Now that was a loaded question. Answering that one wrong would not only draw the ire of her team but maybe the dragon community.
Fortunately, before she could answer, two police cars arrived with officers to collect evidence and photograph the crime scene. They promptly pushed the reporters away, which only pissed off those who’d yet to properly record the man dangling in the pawnshop.
Drew put a hand on her arm. “Come on, let’s get out of here.”
She nodded and seized the opportunity to escape. They strode quickly to their SWAT van, but before she could get inside, Hernandez thrust herself up close and glowered at her.
“Ms Hall, Ms Hall, how does it feel to be even more self-centered and stuck up than the average white girl?”
“Cool it, Hernandez,” the team leader said.
“No, fuck that.
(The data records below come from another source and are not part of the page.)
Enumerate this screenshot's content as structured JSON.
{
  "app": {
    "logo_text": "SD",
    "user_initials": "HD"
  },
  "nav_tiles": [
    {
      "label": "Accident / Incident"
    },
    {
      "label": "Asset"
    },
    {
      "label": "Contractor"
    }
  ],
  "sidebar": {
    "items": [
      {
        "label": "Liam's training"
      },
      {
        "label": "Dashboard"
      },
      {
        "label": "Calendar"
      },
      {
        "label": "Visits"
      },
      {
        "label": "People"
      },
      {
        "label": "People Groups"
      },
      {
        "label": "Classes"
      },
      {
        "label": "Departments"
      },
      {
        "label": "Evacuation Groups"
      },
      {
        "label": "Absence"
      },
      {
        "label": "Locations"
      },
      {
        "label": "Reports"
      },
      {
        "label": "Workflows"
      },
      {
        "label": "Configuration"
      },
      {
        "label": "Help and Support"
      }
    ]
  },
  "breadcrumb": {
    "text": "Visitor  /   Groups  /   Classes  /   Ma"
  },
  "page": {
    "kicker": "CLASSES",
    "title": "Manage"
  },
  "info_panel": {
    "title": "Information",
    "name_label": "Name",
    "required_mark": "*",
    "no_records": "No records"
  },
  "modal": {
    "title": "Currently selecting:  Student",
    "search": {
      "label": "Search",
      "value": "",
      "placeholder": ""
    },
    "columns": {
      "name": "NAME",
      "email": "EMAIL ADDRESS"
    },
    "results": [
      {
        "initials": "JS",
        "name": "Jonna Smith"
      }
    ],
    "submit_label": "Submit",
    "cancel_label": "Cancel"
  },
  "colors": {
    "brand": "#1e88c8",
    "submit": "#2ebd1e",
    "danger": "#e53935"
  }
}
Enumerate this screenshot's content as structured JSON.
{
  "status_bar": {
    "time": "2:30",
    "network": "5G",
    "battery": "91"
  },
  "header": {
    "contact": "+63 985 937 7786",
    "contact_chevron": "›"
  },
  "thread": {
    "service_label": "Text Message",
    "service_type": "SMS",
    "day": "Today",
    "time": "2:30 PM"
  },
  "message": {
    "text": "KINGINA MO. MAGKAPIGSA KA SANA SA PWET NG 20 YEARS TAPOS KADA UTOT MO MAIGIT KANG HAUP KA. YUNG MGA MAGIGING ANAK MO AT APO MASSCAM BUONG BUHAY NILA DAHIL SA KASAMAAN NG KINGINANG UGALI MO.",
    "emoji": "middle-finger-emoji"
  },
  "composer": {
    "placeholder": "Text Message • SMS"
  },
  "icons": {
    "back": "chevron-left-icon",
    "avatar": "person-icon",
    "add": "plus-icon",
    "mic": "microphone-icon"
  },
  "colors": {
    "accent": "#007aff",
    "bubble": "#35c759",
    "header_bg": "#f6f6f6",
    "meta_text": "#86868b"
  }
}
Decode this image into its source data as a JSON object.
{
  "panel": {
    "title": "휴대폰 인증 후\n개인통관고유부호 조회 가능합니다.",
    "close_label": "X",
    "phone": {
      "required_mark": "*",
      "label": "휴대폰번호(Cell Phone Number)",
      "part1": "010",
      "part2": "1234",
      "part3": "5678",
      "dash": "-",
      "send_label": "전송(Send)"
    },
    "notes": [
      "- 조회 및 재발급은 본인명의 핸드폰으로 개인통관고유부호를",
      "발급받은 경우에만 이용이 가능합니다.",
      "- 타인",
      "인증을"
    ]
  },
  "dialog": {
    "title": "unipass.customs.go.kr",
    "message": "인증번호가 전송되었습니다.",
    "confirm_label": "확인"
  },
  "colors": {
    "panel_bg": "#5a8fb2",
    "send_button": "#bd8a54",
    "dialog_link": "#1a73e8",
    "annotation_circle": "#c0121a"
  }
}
I worked hard for my reputation as a mean-ass bitch, and now—thanks to little miss Lost Dragon—everyone thinks I’m a goddamned damsel in distress.”
“No one thinks you’re a damsel in distress.” Kristen tried to smile and assumed the woman was joking.
“Oh yes they fucking do.” The demolition expert’s eyes were wide in disbelief “You’re not the only one the media’s been hounding. They only ask questions about you, of course, but it’s still pretty fucking annoying to be stopped every time I go to my damn car.”